Dave

Software professional with 25+ years in SaaS product development, coding, consulting, platform transformations, and data migrations.

Contact: hikingdave @ gmail.com

Data > Code

Please indulge me in telling a bit of my personal history with video games to illustrate a point. 

I like video games. I always have. And I spent many hours on them in my youth. But as I got older, they just ate too much time. So I enjoyed it when a game came out called anti-Idle, which had many features that you could just let run, and it played by itself. My little kids and I coined that as a phrase in my family - the "play-by-itself games". This trends continued, and people started to make "idle" games. And I embraced them. All the satisfaction of progressing in a video game, with none of the time sink.

I enjoyed them so much that I'd follow discussions on reddit, and that is where I realized the problem many coders of these games shared.
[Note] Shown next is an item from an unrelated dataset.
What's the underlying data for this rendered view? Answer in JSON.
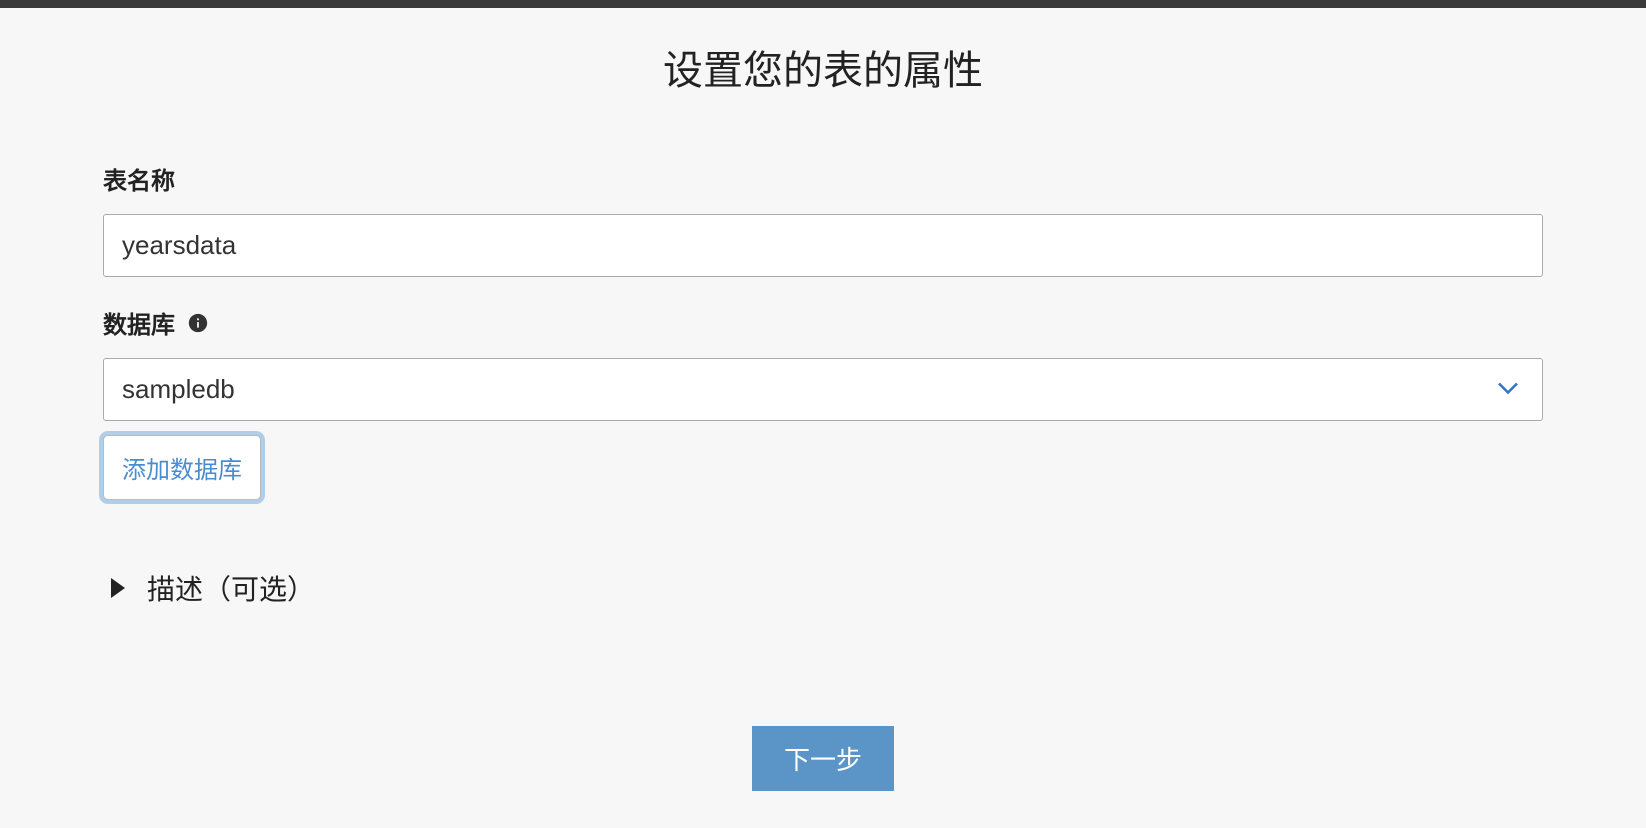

Most of them were beginners, and these games were their projects with which they were learning to code. And their focus was on the code, not the data. So there was a constant theme of, "I upgraded some functions, so your save files no longer work."

Stop right there - those coders have fallen into a trap. They think that their code is the most important part of their project, when it is not. Code is just a tool. People care about their data. Good data is the foundation of useful software. And there is zero reason why a code change should invalidate old data. If your code has undergone massive changes, you may need new data. You may have to generate some default values for new features. But throwing away old data is, frankly, a lazy answer to a solvable problem.

When you are making changes to software, you always have to keep in mind how it will impact data. You need to think of a path forward from the current data structure to the new one, think about what type of migration scropt will be needed to covert them, and when and how to run such a script.

Migration scripts to update data are a constant reality in the professional software world. Deploying new code out to the world is fairly easy these days. But updating all your data is harder, and gets more complex as your data grows and your software scale. You need to get comfortable with data updates when you are practicing on your first projects, so that you are capable of handling it when you have millions or billions of records to update as your work scale up to professional levels.

As usual, I'm not providing answers here, I'm just calling out the pieces of the puzzle. I encourage new coders to put as much thought into their data as their code --  how it is structured, and how to keep it usable.